Níveis supersaturados de oxigênio podem fazer com que os peixes desenvolvam a "doença da bolha de gás", onde bolhas microscópicas se formam em sua corrente sanguínea, obstruindo a circulação e danificando os tecidos. Os sintomas incluem bolhas visíveis nas nadadeiras, respiração difícil, perda de equilíbrio e consequências potencialmente fatais. Além dos danos fisiológicos diretos, as concentrações elevadas de oxigênio alteram a química da água, perturbando todo o ecossistema aquático.

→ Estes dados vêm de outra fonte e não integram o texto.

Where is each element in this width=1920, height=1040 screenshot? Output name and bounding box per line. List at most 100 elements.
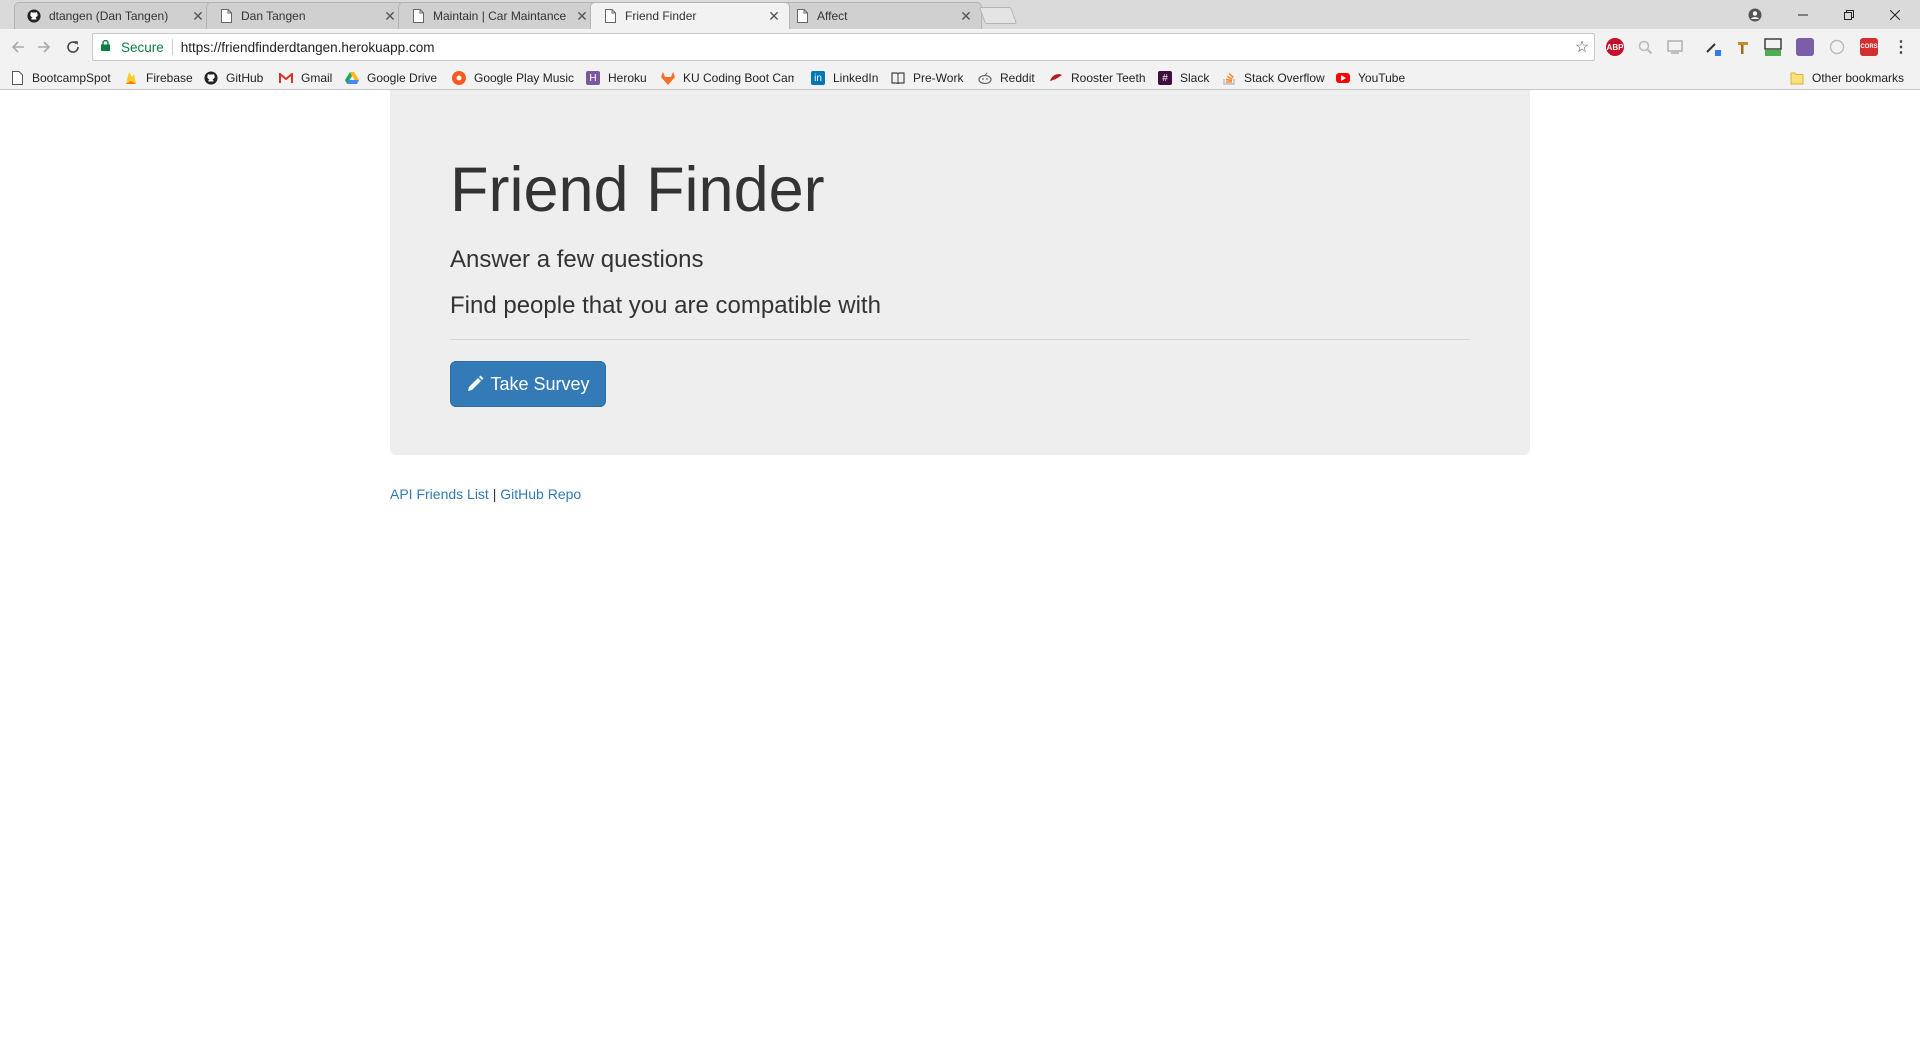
close-icon[interactable]: ✕ — [959, 8, 973, 25]
profile-icon[interactable] — [1732, 0, 1778, 29]
bookmark-label: GitHub — [226, 71, 264, 85]
zoom-icon[interactable] — [1636, 38, 1654, 56]
tab-affect[interactable]: Affect ✕ — [782, 2, 982, 29]
page-icon — [10, 71, 24, 85]
bookmark-slack[interactable]: # Slack — [1158, 69, 1209, 87]
pencil-icon — [466, 375, 484, 393]
cors-label: CORS — [1860, 44, 1878, 50]
footer-separator: | — [492, 486, 497, 502]
tab-title: Affect — [817, 9, 848, 23]
circle-ext-icon[interactable] — [1828, 38, 1846, 56]
jumbotron: Friend Finder Answer a few questions Fin… — [390, 90, 1530, 455]
cors-icon[interactable]: CORS — [1860, 38, 1878, 56]
bookmark-heroku[interactable]: H Heroku — [586, 69, 647, 87]
bookmark-label: Google Drive — [367, 71, 438, 85]
tab-dtangen[interactable]: dtangen (Dan Tangen) ✕ — [14, 2, 214, 29]
close-icon[interactable]: ✕ — [383, 8, 397, 25]
new-tab-ext-icon[interactable] — [1764, 38, 1782, 56]
firebase-icon — [124, 71, 138, 85]
screenshot-icon[interactable] — [1666, 38, 1684, 56]
folder-icon — [1790, 71, 1804, 85]
bookmark-label: Slack — [1180, 71, 1210, 85]
bookmark-label: Gmail — [301, 71, 333, 85]
restore-icon[interactable] — [1826, 0, 1872, 29]
chrome-menu-icon[interactable]: ⋮ — [1892, 38, 1910, 56]
slack-icon: # — [1158, 71, 1172, 85]
back-icon[interactable] — [6, 35, 30, 59]
bookmark-ku-coding-boot-camp[interactable]: KU Coding Boot Cam — [661, 69, 794, 87]
github-icon — [27, 9, 41, 23]
stack-overflow-icon — [1222, 71, 1236, 85]
google-drive-icon — [345, 71, 359, 85]
hammer-icon[interactable] — [1734, 38, 1752, 56]
page-icon — [219, 9, 233, 23]
tab-title: dtangen (Dan Tangen) — [49, 9, 169, 23]
tab-title: Dan Tangen — [241, 9, 306, 23]
bookmark-label: Firebase — [146, 71, 193, 85]
url-text[interactable]: https://friendfinderdtangen.herokuapp.co… — [181, 40, 1570, 55]
bookmark-label: YouTube — [1358, 71, 1406, 85]
api-friends-list-link[interactable]: API Friends List — [390, 486, 489, 502]
bookmark-reddit[interactable]: Reddit — [978, 69, 1035, 87]
gitlab-icon — [661, 71, 675, 85]
adblock-plus-label: ABP — [1606, 42, 1624, 52]
window-close-icon[interactable] — [1872, 0, 1918, 29]
reddit-icon — [978, 71, 992, 85]
bookmark-label: BootcampSpot — [32, 71, 111, 85]
tab-maintain[interactable]: Maintain | Car Maintance ✕ — [398, 2, 598, 29]
forward-icon[interactable] — [32, 35, 56, 59]
bookmark-google-drive[interactable]: Google Drive — [345, 69, 437, 87]
youtube-icon — [1336, 73, 1350, 83]
bookmark-bootcampspot[interactable]: BootcampSpot — [10, 69, 111, 87]
bookmark-rooster-teeth[interactable]: Rooster Teeth — [1049, 69, 1146, 87]
book-icon — [891, 71, 905, 85]
minimize-icon[interactable] — [1780, 0, 1826, 29]
close-icon[interactable]: ✕ — [191, 8, 205, 25]
browser-toolbar: Secure https://friendfinderdtangen.herok… — [0, 29, 1920, 65]
bookmark-label: Heroku — [608, 71, 647, 85]
github-icon — [204, 71, 218, 85]
bookmark-label: Pre-Work — [913, 71, 964, 85]
bookmark-label: KU Coding Boot Cam — [683, 71, 794, 85]
page-icon — [411, 9, 425, 23]
page-icon — [603, 9, 617, 23]
purple-ext-icon[interactable] — [1796, 38, 1814, 56]
page-icon — [795, 9, 809, 23]
tab-friend-finder[interactable]: Friend Finder ✕ — [590, 2, 790, 29]
eyedropper-icon[interactable] — [1704, 38, 1722, 56]
omnibox-divider — [171, 39, 173, 55]
bookmark-stack-overflow[interactable]: Stack Overflow — [1222, 69, 1325, 87]
lead-text-compatible: Find people that you are compatible with — [450, 292, 881, 319]
close-icon[interactable]: ✕ — [767, 8, 781, 25]
bookmark-linkedin[interactable]: in LinkedIn — [811, 69, 878, 87]
take-survey-label: Take Survey — [490, 373, 590, 394]
take-survey-button[interactable]: Take Survey — [450, 361, 606, 407]
rooster-teeth-icon — [1049, 71, 1063, 85]
heroku-icon: H — [586, 71, 600, 85]
lead-text-questions: Answer a few questions — [450, 246, 704, 273]
address-bar[interactable]: Secure https://friendfinderdtangen.herok… — [92, 33, 1595, 61]
bookmark-google-play-music[interactable]: Google Play Music — [452, 69, 574, 87]
footer-links: API Friends List | GitHub Repo — [390, 486, 581, 502]
bookmark-youtube[interactable]: YouTube — [1336, 69, 1405, 87]
bookmark-firebase[interactable]: Firebase — [124, 69, 193, 87]
bookmark-star-icon[interactable]: ☆ — [1570, 37, 1594, 57]
tab-dan-tangen[interactable]: Dan Tangen ✕ — [206, 2, 406, 29]
reload-icon[interactable] — [61, 35, 85, 59]
linkedin-icon: in — [811, 71, 825, 85]
page-title: Friend Finder — [450, 155, 825, 225]
lock-icon — [101, 39, 115, 54]
github-repo-link[interactable]: GitHub Repo — [500, 486, 581, 502]
google-play-music-icon — [452, 71, 466, 85]
adblock-plus-icon[interactable]: ABP — [1606, 38, 1624, 56]
new-tab-button[interactable] — [978, 7, 1018, 24]
divider — [450, 339, 1470, 340]
other-bookmarks[interactable]: Other bookmarks — [1790, 69, 1904, 87]
bookmark-pre-work[interactable]: Pre-Work — [891, 69, 963, 87]
bookmark-github[interactable]: GitHub — [204, 69, 263, 87]
close-icon[interactable]: ✕ — [575, 8, 589, 25]
bookmark-label: Rooster Teeth — [1071, 71, 1146, 85]
bookmarks-bar: BootcampSpot Firebase GitHub Gmail Googl… — [0, 65, 1920, 90]
other-bookmarks-label: Other bookmarks — [1812, 71, 1905, 85]
bookmark-gmail[interactable]: Gmail — [279, 69, 332, 87]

Prevenir a supersaturação de oxigênio requer um gerenciamento cuidadoso do ecossistema. As principais estratégias incluem regular as populações de plantas aquáticas, controlar a exposição excessiva à luz, realizar trocas parciais regulares de água e usar sistemas de aeração devidamente calibrados. Essas medidas ajudam a manter os níveis ideais de oxigênio, preservando a qualidade da água.
Um aquário próspero depende da compreensão dessas dinâmicas ambientais sutis. Ao monitorar as concentrações de oxigênio junto com outros parâmetros da água, os aquaristas podem criar habitats verdadeiramente saudáveis, onde a vida aquática floresce naturalmente.